I think reversing the non-full node transaction trend will have to be
based the appliance usage model. You buy a new 200-500Gb nvme SSD every
year and put it in one of the free slots. You upgrade when all slots are
full. This is one scenario that could put us on a trend of increasing
transactions originating and being received by personal full nodes, i.e.
reversing centralization trends.
If there is any solution to this problem, it will need to recognize the
fact that the supermajority of people on the planet are not technically
savvy nor are they inclined to take the time to learn how to protect
themselves with basic computer security much less how to use a full node
for bitcoin transactions. The solution, if it exists, will need to be
handed to them, and they'll need a reason to buy it. Any solution will
also need to recognize the fact that it will cost resources (time and
money) to run a full node. Lots of people spend a huge portion of their
income just to get a smartphone because it's a useful communication
device that does lots of other useful things. There's not nearly the
same level of need to spend on a full node for bitcoin security.

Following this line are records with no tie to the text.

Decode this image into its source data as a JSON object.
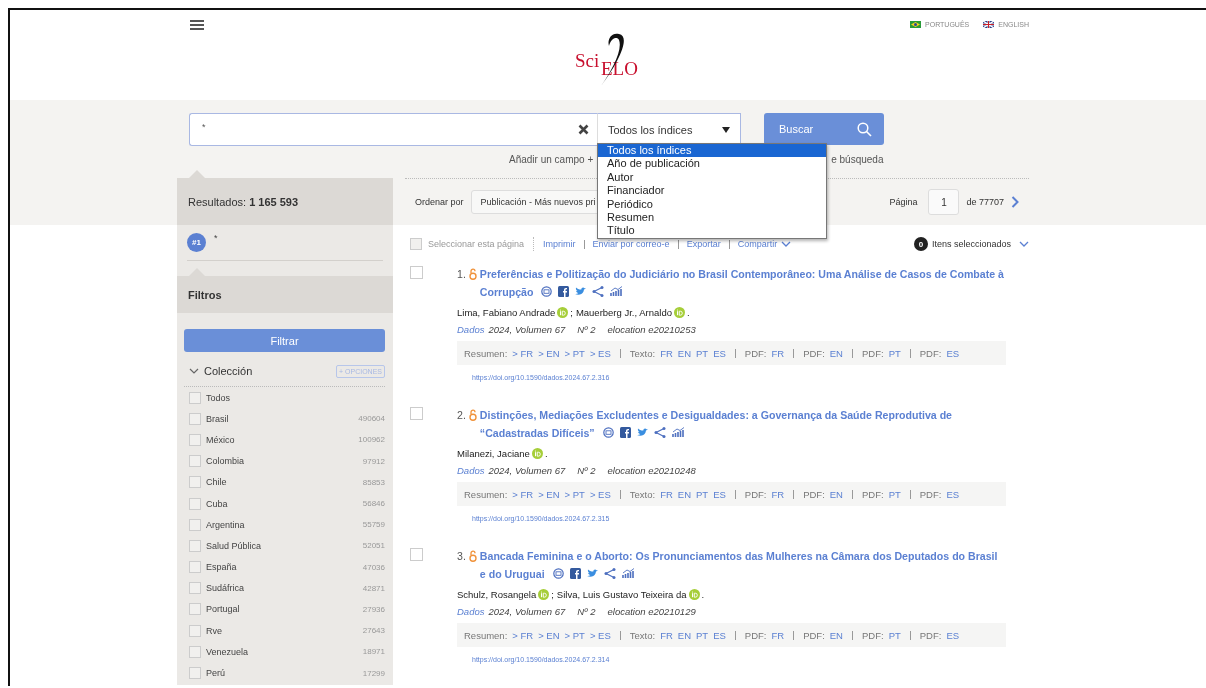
{
  "header": {
    "logo": [
      "Sci",
      "ELO"
    ],
    "languages": [
      {
        "label": "PORTUGUÊS",
        "kind": "br"
      },
      {
        "label": "ENGLISH",
        "kind": "uk"
      }
    ]
  },
  "search": {
    "value": "*",
    "index_select": "Todos los índices",
    "button": "Buscar",
    "add_field": "Añadir un campo +",
    "hint_tail": "e búsqueda",
    "dropdown": {
      "expanded": true,
      "options": [
        {
          "label": "Todos los índices",
          "selected": true
        },
        {
          "label": "Año de publicación",
          "selected": false
        },
        {
          "label": "Autor",
          "selected": false
        },
        {
          "label": "Financiador",
          "selected": false
        },
        {
          "label": "Periódico",
          "selected": false
        },
        {
          "label": "Resumen",
          "selected": false
        },
        {
          "label": "Título",
          "selected": false
        }
      ]
    }
  },
  "results_summary": {
    "label": "Resultados:",
    "count": "1 165 593"
  },
  "sort": {
    "label": "Ordenar por",
    "value": "Publicación - Más nuevos pri"
  },
  "pagination": {
    "label": "Página",
    "page": "1",
    "total": "de 77707"
  },
  "query": {
    "badge": "#1",
    "text": "*"
  },
  "filters": {
    "title": "Filtros",
    "button": "Filtrar",
    "group": {
      "title": "Colección",
      "expanded": true,
      "options_button": "+ OPCIONES",
      "items": [
        {
          "label": "Todos",
          "checked": false
        },
        {
          "label": "Brasil",
          "count": "490604",
          "checked": false
        },
        {
          "label": "México",
          "count": "100962",
          "checked": false
        },
        {
          "label": "Colombia",
          "count": "97912",
          "checked": false
        },
        {
          "label": "Chile",
          "count": "85853",
          "checked": false
        },
        {
          "label": "Cuba",
          "count": "56846",
          "checked": false
        },
        {
          "label": "Argentina",
          "count": "55759",
          "checked": false
        },
        {
          "label": "Salud Pública",
          "count": "52051",
          "checked": false
        },
        {
          "label": "España",
          "count": "47036",
          "checked": false
        },
        {
          "label": "Sudáfrica",
          "count": "42871",
          "checked": false
        },
        {
          "label": "Portugal",
          "count": "27936",
          "checked": false
        },
        {
          "label": "Rve",
          "count": "27643",
          "checked": false
        },
        {
          "label": "Venezuela",
          "count": "18971",
          "checked": false
        },
        {
          "label": "Perú",
          "count": "17299",
          "checked": false
        }
      ]
    }
  },
  "toolbar": {
    "select_page": "Seleccionar esta página",
    "select_page_checked": false,
    "actions": [
      "Imprimir",
      "Enviar por correo-e",
      "Exportar",
      "Compartir"
    ],
    "selected_count": "0",
    "selected_label": "Itens seleccionados"
  },
  "results": [
    {
      "number": "1.",
      "checked": false,
      "open_access": true,
      "title": "Preferências e Politização do Judiciário no Brasil Contemporâneo: Uma Análise de Casos de Combate à Corrupção",
      "authors": [
        {
          "name": "Lima, Fabiano Andrade",
          "orcid": true,
          "after": ";"
        },
        {
          "name": "Mauerberg Jr., Arnaldo",
          "orcid": true,
          "after": "."
        }
      ],
      "source": {
        "journal": "Dados",
        "details": [
          "2024, Volumen 67",
          "Nº 2",
          "elocation e20210253"
        ]
      },
      "link_groups": [
        {
          "label": "Resumen:",
          "links": [
            "> FR",
            "> EN",
            "> PT",
            "> ES"
          ]
        },
        {
          "label": "Texto:",
          "links": [
            "FR",
            "EN",
            "PT",
            "ES"
          ]
        },
        {
          "label": "PDF:",
          "links": [
            "FR"
          ]
        },
        {
          "label": "PDF:",
          "links": [
            "EN"
          ]
        },
        {
          "label": "PDF:",
          "links": [
            "PT"
          ]
        },
        {
          "label": "PDF:",
          "links": [
            "ES"
          ]
        }
      ],
      "doi": "https://doi.org/10.1590/dados.2024.67.2.316"
    },
    {
      "number": "2.",
      "checked": false,
      "open_access": true,
      "title": "Distinções, Mediações Excludentes e Desigualdades: a Governança da Saúde Reprodutiva de “Cadastradas Difíceis”",
      "authors": [
        {
          "name": "Milanezi, Jaciane",
          "orcid": true,
          "after": "."
        }
      ],
      "source": {
        "journal": "Dados",
        "details": [
          "2024, Volumen 67",
          "Nº 2",
          "elocation e20210248"
        ]
      },
      "link_groups": [
        {
          "label": "Resumen:",
          "links": [
            "> FR",
            "> EN",
            "> PT",
            "> ES"
          ]
        },
        {
          "label": "Texto:",
          "links": [
            "FR",
            "EN",
            "PT",
            "ES"
          ]
        },
        {
          "label": "PDF:",
          "links": [
            "FR"
          ]
        },
        {
          "label": "PDF:",
          "links": [
            "EN"
          ]
        },
        {
          "label": "PDF:",
          "links": [
            "PT"
          ]
        },
        {
          "label": "PDF:",
          "links": [
            "ES"
          ]
        }
      ],
      "doi": "https://doi.org/10.1590/dados.2024.67.2.315"
    },
    {
      "number": "3.",
      "checked": false,
      "open_access": true,
      "title": "Bancada Feminina e o Aborto: Os Pronunciamentos das Mulheres na Câmara dos Deputados do Brasil e do Uruguai",
      "authors": [
        {
          "name": "Schulz, Rosangela",
          "orcid": true,
          "after": ";"
        },
        {
          "name": "Silva, Luis Gustavo Teixeira da",
          "orcid": true,
          "after": "."
        }
      ],
      "source": {
        "journal": "Dados",
        "details": [
          "2024, Volumen 67",
          "Nº 2",
          "elocation e20210129"
        ]
      },
      "link_groups": [
        {
          "label": "Resumen:",
          "links": [
            "> FR",
            "> EN",
            "> PT",
            "> ES"
          ]
        },
        {
          "label": "Texto:",
          "links": [
            "FR",
            "EN",
            "PT",
            "ES"
          ]
        },
        {
          "label": "PDF:",
          "links": [
            "FR"
          ]
        },
        {
          "label": "PDF:",
          "links": [
            "EN"
          ]
        },
        {
          "label": "PDF:",
          "links": [
            "PT"
          ]
        },
        {
          "label": "PDF:",
          "links": [
            "ES"
          ]
        }
      ],
      "doi": "https://doi.org/10.1590/dados.2024.67.2.314"
    }
  ]
}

Any solution to this problem should also recognize the fact that there's
a significant amount of work to do to have a functioning personal
implementation of a node and to use it for transactions. Even in my
imagined future of polished and easy to use appliances, if you have
enough capital in BTC that you need it and you can afford to buy it,
you're now only starting to deal with implementation issues. You've now
become your own bank. Now you have to secure that appliance physically,
secure and back up the key seed material, secure the devices used to
access it, connect an app on your smartphone to the appliance so you can
create transactions while out of your home, connect your home
computer(s) to the appliance, do key exchange with the app/PC and the
appliance or implement some sort of PKI on all devices. You've just
taken on the responsibility of a bank and a sysadmin! The higher the
balance, the more of a target you are, and the more time/money you have
to spend mitigating risk. This is a huge centralizing force that no one
really seems to talk about. If you're the average person, you want to
find a trustworthy company or trusted friend/family to take care of that
stuff for you. If you're a technically inclined person AND maybe there's
a way to reap some of the mining reward on a small scale, you're
slightly more interested.
As a sysadmin for many years, I've seen first hand that most people want
tools that just work, whether its software to make spreadsheets,
operating systems, phones, or thermostats. My point here is that the
number of people in the world who have the technical chops to run a node
is ALWAYS going to be vastly lower than the number of people who will be
using bitcoin (or cryptocurrency).
Of course we can make the argument that the definition of "bitcoin" is
by design something to be used exclusively by institutions and geeks,
and that this definition falls out of the necessity to ensure that it
remains decentralized and censorship resistant. However, I'm not sure
that logic holds or that it doesn't introduce risk that that sort of
definition drives bitcoin toward diminished relevance.
At the end of all this though experiment, I'm still convinced that if
the tools are built to enable flexible usage of full nodes (i.e. my
phone, tablet or desktop app interfaces with the full node) then there's
a large potential for increased usage of full nodes.